Puzzle: Table and coins

Question: 

Suppose two of us have to play a game on a table. Each of us has an infinite number of identical coins. Each of us will take turns and put one coin on the table. The coins cannot overlap. The other player wins when there is no place to keep the coin for any of us. There is a strategy for winning this game, independent of the size of the table. Find this strategy and find conditions when this strategy works.

Note: Conditions should answer questions like: What is the shape of the table? When does this strategy not work? 

Solution: 

The solution for this problem when the shape of the table is fixed, i.e., circular, is explained in this article: Puzzle | (Round table coin game)

The strategy for winning exists if the table is radially symmetric, that is, the table should have a geometric centre. Examples of these include ellipses, rectangles, circles, etc. The strategy also dictates winning. You must play first and put your coin in the centre of the table. After that, you can simply, imitate the opponent, i.e., place the coin at the mirror image of your opponent’s position when viewed through the central point.

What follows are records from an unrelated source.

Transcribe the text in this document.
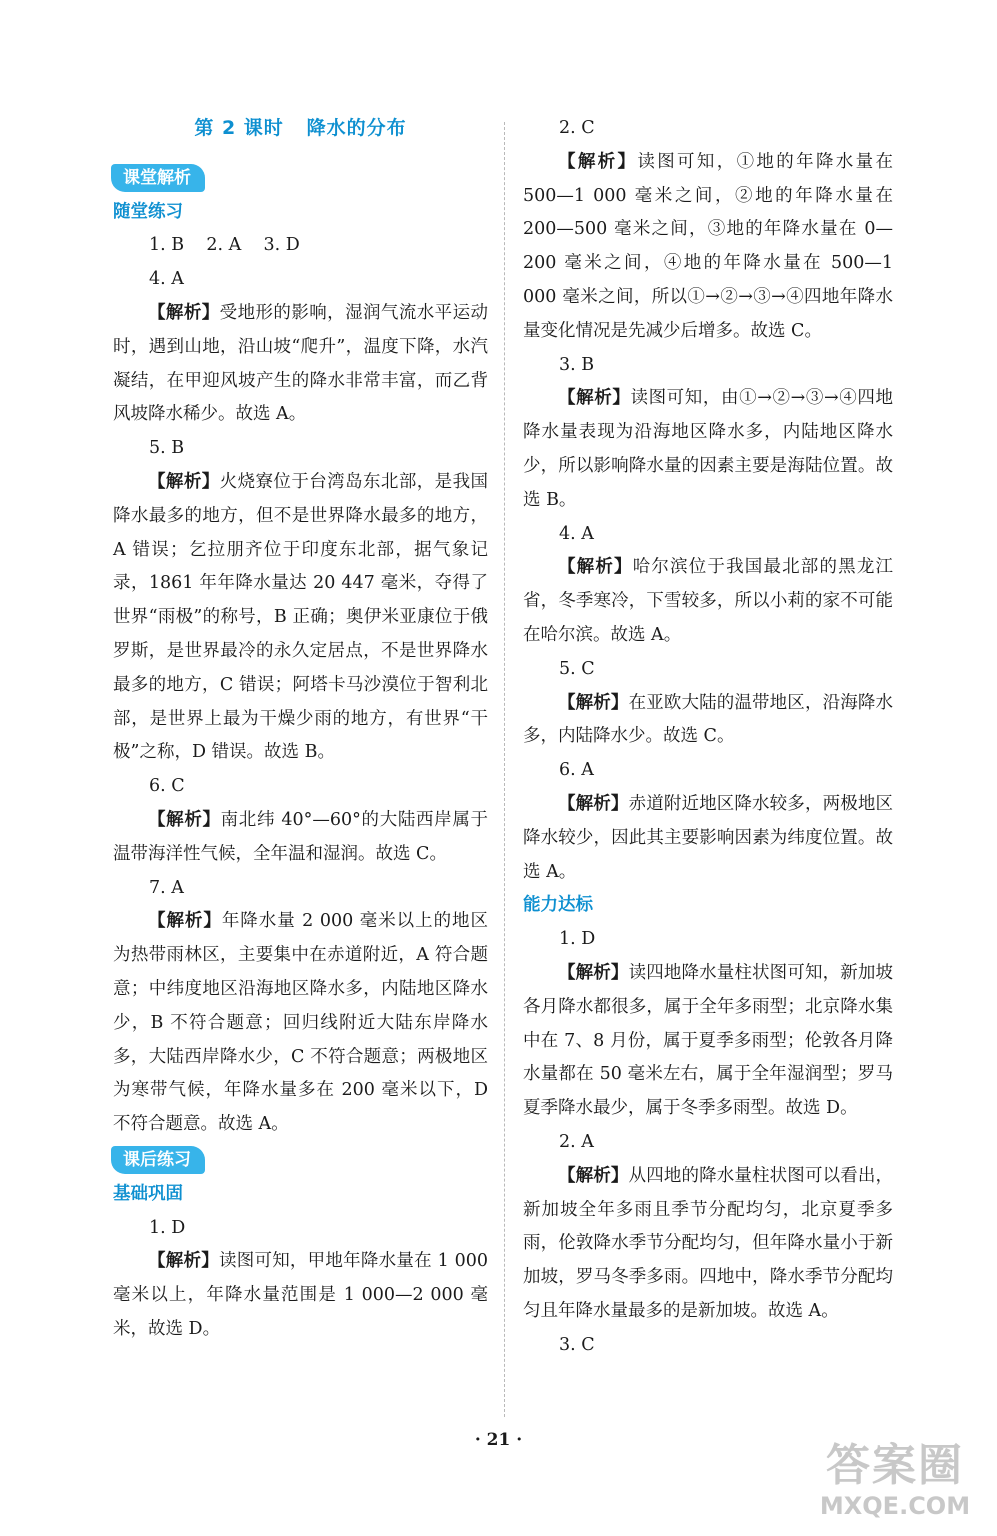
第 2 课时   降水的分布
课堂解析
随堂练习
1. B    2. A    3. D
4. A
【解析】受地形的影响，湿润气流水平运动时，遇到山地，沿山坡“爬升”，温度下降，水汽凝结，在甲迎风坡产生的降水非常丰富，而乙背风坡降水稀少。故选 A。
5. B
【解析】火烧寮位于台湾岛东北部，是我国降水最多的地方，但不是世界降水最多的地方，A 错误；乞拉朋齐位于印度东北部，据气象记录，1861 年年降水量达 20 447 毫米，夺得了世界“雨极”的称号，B 正确；奥伊米亚康位于俄罗斯，是世界最冷的永久定居点，不是世界降水最多的地方，C 错误；阿塔卡马沙漠位于智利北部，是世界上最为干燥少雨的地方，有世界“干极”之称，D 错误。故选 B。
6. C
【解析】南北纬 40°—60°的大陆西岸属于温带海洋性气候，全年温和湿润。故选 C。
7. A
【解析】年降水量 2 000 毫米以上的地区为热带雨林区，主要集中在赤道附近，A 符合题意；中纬度地区沿海地区降水多，内陆地区降水少，B 不符合题意；回归线附近大陆东岸降水多，大陆西岸降水少，C 不符合题意；两极地区为寒带气候，年降水量多在 200 毫米以下，D 不符合题意。故选 A。
课后练习
基础巩固
1. D
【解析】读图可知，甲地年降水量在 1 000 毫米以上，年降水量范围是 1 000—2 000 毫米，故选 D。
2. C
【解析】读图可知，①地的年降水量在 500—1 000 毫米之间，②地的年降水量在 200—500 毫米之间，③地的年降水量在 0—200 毫米之间，④地的年降水量在 500—1 000 毫米之间，所以①→②→③→④四地年降水量变化情况是先减少后增多。故选 C。
3. B
【解析】读图可知，由①→②→③→④四地降水量表现为沿海地区降水多，内陆地区降水少，所以影响降水量的因素主要是海陆位置。故选 B。
4. A
【解析】哈尔滨位于我国最北部的黑龙江省，冬季寒冷，下雪较多，所以小莉的家不可能在哈尔滨。故选 A。
5. C
【解析】在亚欧大陆的温带地区，沿海降水多，内陆降水少。故选 C。
6. A
【解析】赤道附近地区降水较多，两极地区降水较少，因此其主要影响因素为纬度位置。故选 A。
能力达标
1. D
【解析】读四地降水量柱状图可知，新加坡各月降水都很多，属于全年多雨型；北京降水集中在 7、8 月份，属于夏季多雨型；伦敦各月降水量都在 50 毫米左右，属于全年湿润型；罗马夏季降水最少，属于冬季多雨型。故选 D。
2. A
【解析】从四地的降水量柱状图可以看出，新加坡全年多雨且季节分配均匀，北京夏季多雨，伦敦降水季节分配均匀，但年降水量小于新加坡，罗马冬季多雨。四地中，降水季节分配均匀且年降水量最多的是新加坡。故选 A。
3. C
· 21 ·	答案圈
MXQE.COM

The above strategy ensures victory because if your opponent can place a coin, then so can you.

Another way to get at the solution: If both of us are playing the game, I win if I place a coin on the table and you were not able to. Assuming the table is radially symmetric if I play first and occupy the centre of the table I can guarantee that all other points in the table have a complementary such that any line passing through the centre and any other point, is bisected by the central point. So, I have to win after occupying the centre, I will simply imitate you. That is if you place a coin on point A, I will find a point A’ such that the line segment is AA’ is bisected at the centre of the table. The radial symmetry of the table simply guarantees that such a point exists. This strategy also ensures that I can’t lose, since there is no scope for a tie in this game if I don’t lose it means I win. 

Note: Radial symmetry is the necessary condition, but by no means is it sufficient. The strategy will not work if the centre is not present, e.g., in an annulus (doughnut-shaped) or any other radially symmetric shape with a hole in between. In this case, though the strategy for winning remains precisely the same, only you should play second.